What's Happening?
Spanish Mountain Gold, a company listed on the TSX-V, has entered into a royalty agreement with Wheaton Precious Metals Corporation. Under this agreement, Wheaton will acquire a 1.5% net smelter return royalty on gold and silver produced from the Spanish Mountain Gold project.
The deal is valued at $55 million, with payments to be made in three instalments. The first instalment of $22.5 million is expected soon, followed by $12.5 million after 60,000 meters of drilling, and a final $20 million upon receiving government approval for construction and operation. Spanish Mountain's CEO, Peter Mah, stated that this financing will advance the project's feasibility study, aiming for a build decision by 2028.
Why It's Important?
This royalty agreement is a significant financial boost for Spanish Mountain Gold, enabling it to advance its project in British Columbia's Cariboo District. The deal underscores the strategic importance of securing financing in the mining sector, particularly for projects in established jurisdictions. For Wheaton, the agreement aligns with its growth strategy in known mining areas, potentially enhancing its portfolio with long-term returns.
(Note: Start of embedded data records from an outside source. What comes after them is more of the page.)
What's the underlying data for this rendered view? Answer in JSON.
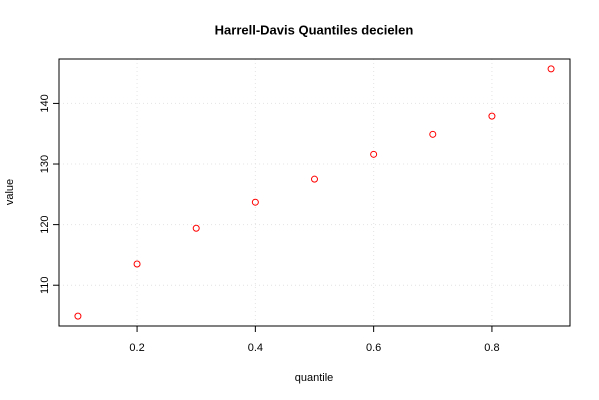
{
  "chart_data": {
    "type": "scatter",
    "title": "Harrell-Davis Quantiles decielen",
    "x_label": "quantile",
    "y_label": "value",
    "x": [
      0.1,
      0.2,
      0.3,
      0.4,
      0.5,
      0.6,
      0.7,
      0.8,
      0.9
    ],
    "series": [
      {
        "name": "value",
        "color": "#ff0000",
        "values": [
          104.9,
          113.5,
          119.4,
          123.7,
          127.5,
          131.6,
          134.9,
          137.9,
          145.7
        ]
      }
    ],
    "xlim": [
      0.068,
      0.932
    ],
    "ylim": [
      103.27,
      147.33
    ],
    "xticks": [
      0.2,
      0.4,
      0.6,
      0.8
    ],
    "yticks": [
      110,
      120,
      130,
      140
    ],
    "grid": true
  }
}
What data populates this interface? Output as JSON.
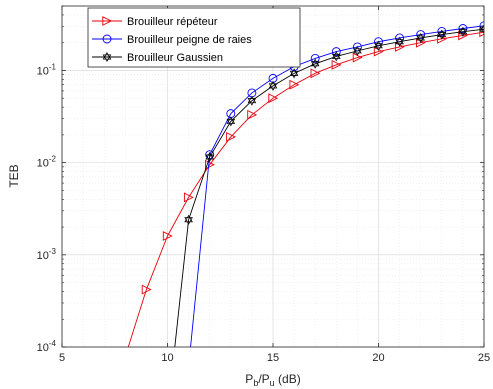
{
  "chart_data": {
    "type": "line",
    "xlabel": {
      "base": "P",
      "sub1": "b",
      "sep": "/P",
      "sub2": "u",
      "suffix": " (dB)"
    },
    "ylabel": "TEB",
    "xlim": [
      5,
      25
    ],
    "ylim": [
      0.0001,
      0.5
    ],
    "yscale": "log",
    "grid": true,
    "legend_position": "top-left",
    "x_ticks": [
      5,
      10,
      15,
      20,
      25
    ],
    "y_ticks": [
      {
        "value": 0.1,
        "base": "10",
        "exp": "-1"
      },
      {
        "value": 0.01,
        "base": "10",
        "exp": "-2"
      },
      {
        "value": 0.001,
        "base": "10",
        "exp": "-3"
      },
      {
        "value": 0.0001,
        "base": "10",
        "exp": "-4"
      }
    ],
    "series": [
      {
        "name": "Brouilleur répéteur",
        "color": "#e8000b",
        "marker": "triangle-right",
        "x": [
          8,
          9,
          10,
          11,
          12,
          13,
          14,
          15,
          16,
          17,
          18,
          19,
          20,
          21,
          22,
          23,
          24,
          25
        ],
        "y": [
          7.9e-05,
          0.00042,
          0.0016,
          0.0042,
          0.0095,
          0.019,
          0.033,
          0.05,
          0.07,
          0.093,
          0.115,
          0.138,
          0.16,
          0.18,
          0.2,
          0.22,
          0.24,
          0.26
        ]
      },
      {
        "name": "Brouilleur peigne de raies",
        "color": "#0000ff",
        "marker": "circle",
        "x": [
          11.05,
          12,
          13,
          14,
          15,
          16,
          17,
          18,
          19,
          20,
          21,
          22,
          23,
          24,
          25
        ],
        "y": [
          8e-05,
          0.0122,
          0.034,
          0.057,
          0.082,
          0.11,
          0.135,
          0.16,
          0.18,
          0.205,
          0.225,
          0.245,
          0.265,
          0.285,
          0.305
        ]
      },
      {
        "name": "Brouilleur Gaussien",
        "color": "#000000",
        "marker": "hexagram",
        "x": [
          10.3,
          11,
          12,
          13,
          14,
          15,
          16,
          17,
          18,
          19,
          20,
          21,
          22,
          23,
          24,
          25
        ],
        "y": [
          8e-05,
          0.0024,
          0.0115,
          0.028,
          0.047,
          0.068,
          0.093,
          0.118,
          0.142,
          0.163,
          0.185,
          0.205,
          0.225,
          0.245,
          0.263,
          0.28
        ]
      }
    ]
  }
}
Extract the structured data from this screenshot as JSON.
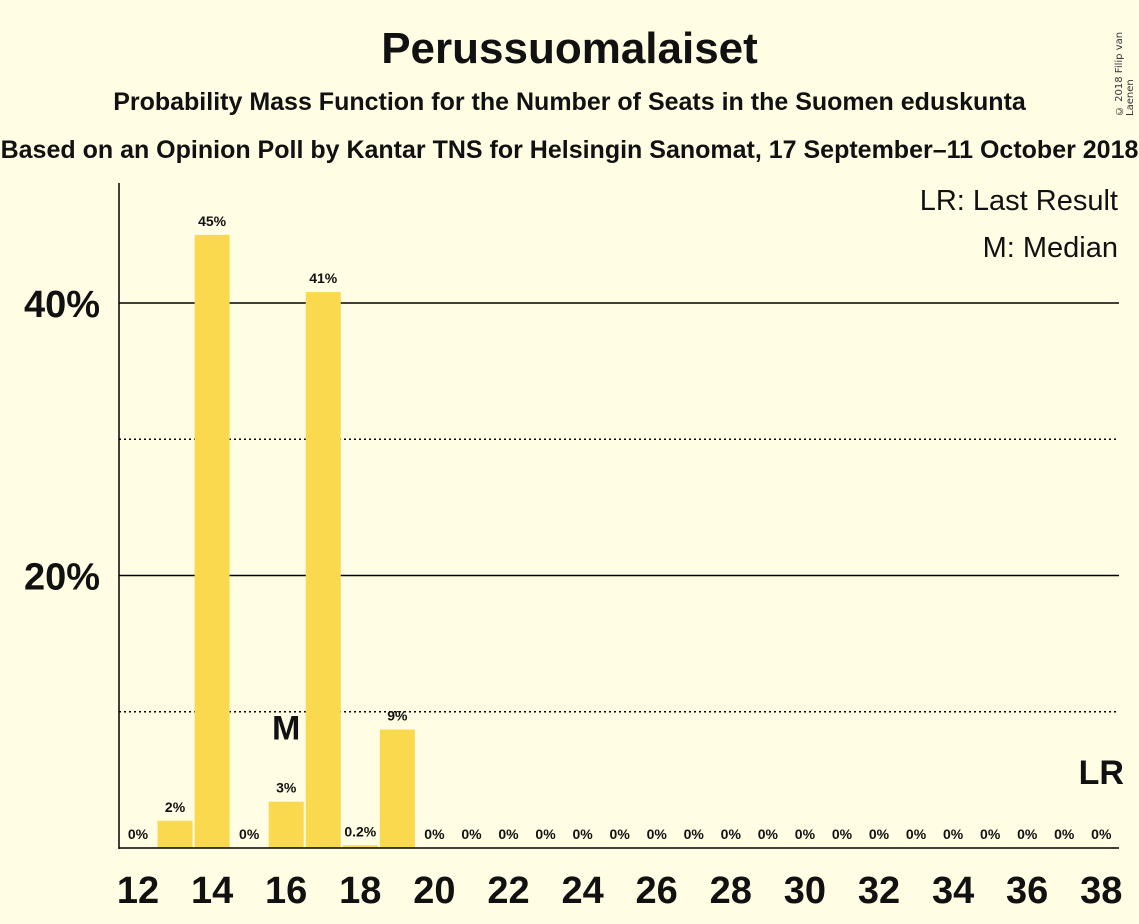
{
  "chart_data": {
    "type": "bar",
    "title": "Perussuomalaiset",
    "subtitle": "Probability Mass Function for the Number of Seats in the Suomen eduskunta",
    "subsubtitle": "Based on an Opinion Poll by Kantar TNS for Helsingin Sanomat, 17 September–11 October 2018",
    "copyright": "© 2018 Filip van Laenen",
    "x": [
      12,
      13,
      14,
      15,
      16,
      17,
      18,
      19,
      20,
      21,
      22,
      23,
      24,
      25,
      26,
      27,
      28,
      29,
      30,
      31,
      32,
      33,
      34,
      35,
      36,
      37,
      38
    ],
    "values": [
      0,
      2,
      45,
      0,
      3.4,
      40.8,
      0.2,
      8.7,
      0,
      0,
      0,
      0,
      0,
      0,
      0,
      0,
      0,
      0,
      0,
      0,
      0,
      0,
      0,
      0,
      0,
      0,
      0
    ],
    "labels": [
      "0%",
      "2%",
      "45%",
      "0%",
      "3%",
      "41%",
      "0.2%",
      "9%",
      "0%",
      "0%",
      "0%",
      "0%",
      "0%",
      "0%",
      "0%",
      "0%",
      "0%",
      "0%",
      "0%",
      "0%",
      "0%",
      "0%",
      "0%",
      "0%",
      "0%",
      "0%",
      "0%"
    ],
    "x_tick_labels": [
      "12",
      "14",
      "16",
      "18",
      "20",
      "22",
      "24",
      "26",
      "28",
      "30",
      "32",
      "34",
      "36",
      "38"
    ],
    "y_tick_labels": [
      "20%",
      "40%"
    ],
    "ylim": [
      0,
      49
    ],
    "gridlines_solid": [
      20,
      40
    ],
    "gridlines_dotted": [
      10,
      30
    ],
    "median_seat": 16,
    "median_marker": "M",
    "last_result_seat": 38,
    "last_result_marker": "LR",
    "legend": [
      "LR: Last Result",
      "M: Median"
    ],
    "legend_position": "top-right",
    "bar_color": "#FBD94E"
  }
}
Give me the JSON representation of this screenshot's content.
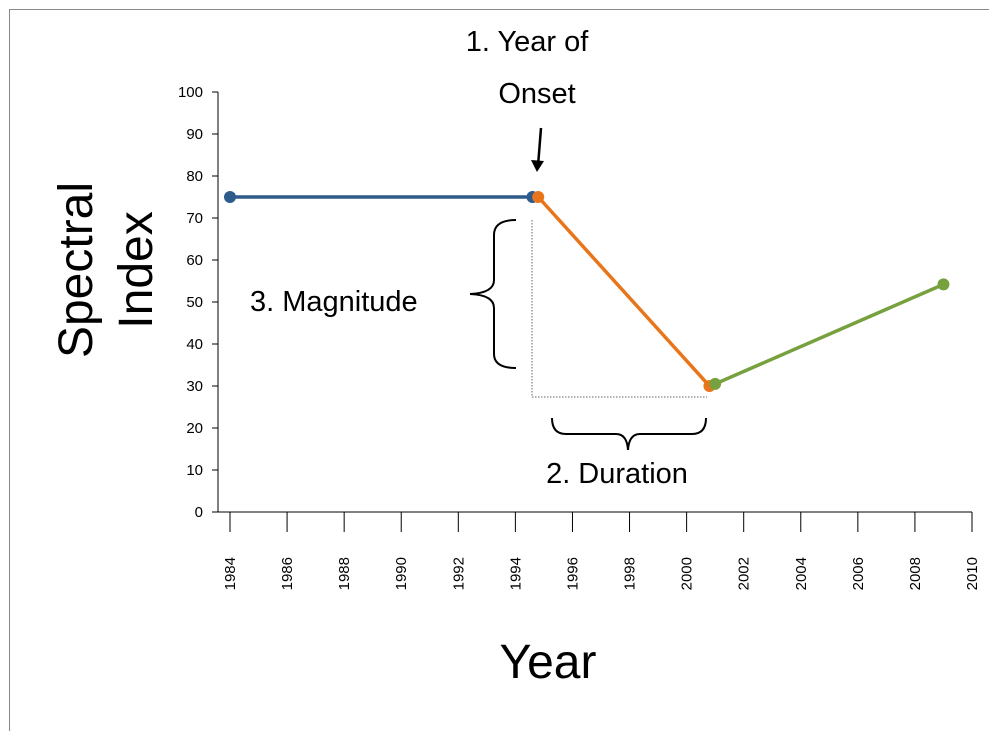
{
  "chart_data": {
    "type": "line",
    "ylabel_lines": [
      "Spectral",
      "Index"
    ],
    "xlabel": "Year",
    "annotations": {
      "onset_lines": [
        "1.  Year of",
        "Onset"
      ],
      "magnitude": "3. Magnitude",
      "duration": "2. Duration"
    },
    "series": [
      {
        "color": "#2e5a8c",
        "x": [
          1984,
          1994.6
        ],
        "values": [
          75,
          75
        ]
      },
      {
        "color": "#e8751a",
        "x": [
          1994.8,
          2000.8
        ],
        "values": [
          75,
          30
        ]
      },
      {
        "color": "#77a13f",
        "x": [
          2001,
          2009
        ],
        "values": [
          30.5,
          54.2
        ]
      }
    ],
    "xlim": [
      1984,
      2010
    ],
    "xticks": [
      1984,
      1986,
      1988,
      1990,
      1992,
      1994,
      1996,
      1998,
      2000,
      2002,
      2004,
      2006,
      2008,
      2010
    ],
    "ylim": [
      0,
      100
    ],
    "yticks": [
      0,
      10,
      20,
      30,
      40,
      50,
      60,
      70,
      80,
      90,
      100
    ]
  }
}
This development could influence investor confidence and project viability in the precious metals market, impacting stakeholders across the mining industry.
What's Next?
Spanish Mountain Gold will focus on completing its feasibility study within the next 18 months, a critical step towards making a construction decision by 2028. The company will also work towards meeting the conditions for the subsequent instalments of the royalty payment, including extensive drilling and obtaining necessary government approvals. These efforts will be closely monitored by investors and industry analysts, as they could affect the project's timeline and financial outcomes.